WASHINGTON (AP) — Imagine a low-cost treatment for a life-threatening infection that could cure up to 90 percent of patients with minimal side effects, often in a few days.
It may sound like a miracle drug, but this cutting-edge treatment is profoundly simple — though somewhat icky: Take the stool of healthy patients to cure those with hard-to-treat intestinal infections. A small but growing number of physicians have begun using these procedures, called fecal transplants, to treat Clostridium difficile, an intestinal infection that causes nausea, cramping and debilitating diarrhea, afflicting a half-million Americans annually and killing about 15,000.
But fecal transplants pose a challenge for the Food and Drug Administration, which has decided to regulate the treatment as an experimental drug. Stool transplants don’t fit neatly into the agency’s standard framework. And while regulators have shown flexibility in their approach, some critics say the mere presence of government oversight is discouraging many doctors from offering transplants. That’s led some patients to seek out questionable “do-it-yourself” websites, forums and videos.
Most researchers agree that the FDA’s concerns are warranted. Patients can contract HIV, hepatitis and other viruses and parasites from fecal matter that is not properly screened. Additionally, there are no long-term studies on potential side effects of stool transplantation.
FDA officials declined to be interviewed for this story, but said in a written response that the fecal transplantation “shows promise in treating C. difficile infection that has not been responsive to other therapies.”
Indeed, with many patients no longer responding to potent antibiotics, fecal transplants have emerged as an effective therapy against drug-resistant strains of the C-diff superbug. The procedure works because the healthy bacteria found in donors’ feces can help the fight off foreign infections.
“We’re dealing with something that is pretty close to miraculous,” says Dr. Lawrence Brandt of New York’s Montefiore Medical Center, who has performed over 200 fecal transplants.
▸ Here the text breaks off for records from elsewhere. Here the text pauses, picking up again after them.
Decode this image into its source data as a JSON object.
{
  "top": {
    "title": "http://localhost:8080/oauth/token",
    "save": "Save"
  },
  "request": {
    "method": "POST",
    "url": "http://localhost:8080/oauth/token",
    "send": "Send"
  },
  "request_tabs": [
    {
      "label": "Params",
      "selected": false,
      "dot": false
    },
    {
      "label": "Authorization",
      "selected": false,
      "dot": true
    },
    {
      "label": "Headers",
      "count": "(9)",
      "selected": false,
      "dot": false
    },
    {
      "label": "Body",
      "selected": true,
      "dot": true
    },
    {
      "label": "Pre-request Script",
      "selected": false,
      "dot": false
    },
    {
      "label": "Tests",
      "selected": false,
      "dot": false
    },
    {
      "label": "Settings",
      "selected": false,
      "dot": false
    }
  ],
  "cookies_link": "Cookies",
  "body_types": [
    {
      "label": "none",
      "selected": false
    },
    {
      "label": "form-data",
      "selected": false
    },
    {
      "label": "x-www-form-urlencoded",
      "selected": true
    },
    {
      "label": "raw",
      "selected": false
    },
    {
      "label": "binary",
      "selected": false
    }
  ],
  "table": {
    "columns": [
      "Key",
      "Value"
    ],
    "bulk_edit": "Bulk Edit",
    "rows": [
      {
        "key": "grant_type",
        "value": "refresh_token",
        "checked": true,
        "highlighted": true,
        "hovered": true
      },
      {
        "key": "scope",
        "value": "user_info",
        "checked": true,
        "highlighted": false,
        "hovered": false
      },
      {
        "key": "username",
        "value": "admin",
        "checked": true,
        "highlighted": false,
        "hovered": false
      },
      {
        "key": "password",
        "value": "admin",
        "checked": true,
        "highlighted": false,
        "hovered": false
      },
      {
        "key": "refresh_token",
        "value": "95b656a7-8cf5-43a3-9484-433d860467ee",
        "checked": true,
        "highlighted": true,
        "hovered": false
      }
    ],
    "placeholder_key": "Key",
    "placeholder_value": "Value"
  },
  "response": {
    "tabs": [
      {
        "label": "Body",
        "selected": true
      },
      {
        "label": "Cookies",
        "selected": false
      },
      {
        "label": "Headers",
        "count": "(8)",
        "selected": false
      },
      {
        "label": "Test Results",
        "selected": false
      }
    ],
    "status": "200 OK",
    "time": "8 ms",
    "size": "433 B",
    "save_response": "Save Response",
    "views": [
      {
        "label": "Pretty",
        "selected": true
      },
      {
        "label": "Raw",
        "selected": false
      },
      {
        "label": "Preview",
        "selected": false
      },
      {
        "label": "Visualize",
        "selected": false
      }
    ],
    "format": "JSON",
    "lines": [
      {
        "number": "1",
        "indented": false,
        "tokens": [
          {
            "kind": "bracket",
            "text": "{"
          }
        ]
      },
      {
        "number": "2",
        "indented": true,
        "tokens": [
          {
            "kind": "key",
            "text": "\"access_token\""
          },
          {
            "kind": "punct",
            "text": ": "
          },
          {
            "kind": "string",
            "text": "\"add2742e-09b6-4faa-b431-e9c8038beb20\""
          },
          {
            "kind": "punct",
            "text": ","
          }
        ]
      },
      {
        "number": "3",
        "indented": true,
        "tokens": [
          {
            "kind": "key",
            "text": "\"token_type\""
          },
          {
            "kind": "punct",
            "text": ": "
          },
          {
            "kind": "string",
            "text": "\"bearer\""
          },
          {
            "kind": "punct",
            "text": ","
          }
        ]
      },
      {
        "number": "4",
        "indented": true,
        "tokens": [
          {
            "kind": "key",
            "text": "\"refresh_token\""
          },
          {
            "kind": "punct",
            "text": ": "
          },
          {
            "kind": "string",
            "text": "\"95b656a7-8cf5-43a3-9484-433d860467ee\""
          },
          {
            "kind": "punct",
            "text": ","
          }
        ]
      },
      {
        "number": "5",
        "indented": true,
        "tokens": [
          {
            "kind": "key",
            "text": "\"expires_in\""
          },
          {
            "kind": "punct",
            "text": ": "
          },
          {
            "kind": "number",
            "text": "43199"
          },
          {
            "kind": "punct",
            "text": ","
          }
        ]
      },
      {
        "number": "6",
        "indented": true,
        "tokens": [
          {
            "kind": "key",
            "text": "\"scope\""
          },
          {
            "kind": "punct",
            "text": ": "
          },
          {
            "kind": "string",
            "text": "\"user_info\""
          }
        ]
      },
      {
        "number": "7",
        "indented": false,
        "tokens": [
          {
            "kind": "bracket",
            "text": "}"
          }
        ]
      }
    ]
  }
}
Most products reviewed by the FDA spend years in testing before they are submitted to the agency, usually by large drug or medical device developers. Fecal transplants have followed a different path.
In recent years, a handful of doctors have published small case studies on their use of stool to treat C-diff, with many reporting cure rates of about 90 percent. In January 2013, the New England Journal of Medicine published the first rigorous, head-to-head study showing that fecal transplants were superior to antibiotics for patients with recurring C-diff.
The FDA announced last May that it would regulate stool transplants as an experimental drug, meaning doctors could only perform transplants under an FDA-approved research application. The so-called investigational new drug application must include detailed information on the drug to be tested, the study design and safeguards to protect patients. Assembling a single application can take months or years, even for large drugmakers.
Doctors pushed back, saying the requirement would force them to turn away desperate patients.
“FDA and some others are concerned about the long-term effects,” Brandt said. “But my point was these people are getting ready to die now. They are not going to survive long enough to develop the diseases you’re afraid they’re going to get.”
A few weeks later, the FDA revised its position, saying it would not enforce the requirement for doctors treating patients with drug-resistant C-diff - provided donors are properly screened and patients are informed that fecal transplants are still experimental.
But regulating stool samples as a drug presents other challenges. While it’s easy to limit access to experimental drugs, everyone has access to stool. And with detailed instructions on websites like thepowerofpoop.com, there’s nothing to stop patients from trying the procedure at home - especially if they can’t find a doctor to perform it.
“Some of these patients are very desperate and they’re not going to take no for an answer,” says Dr. Michael Edmond of Virginia Commonwealth University.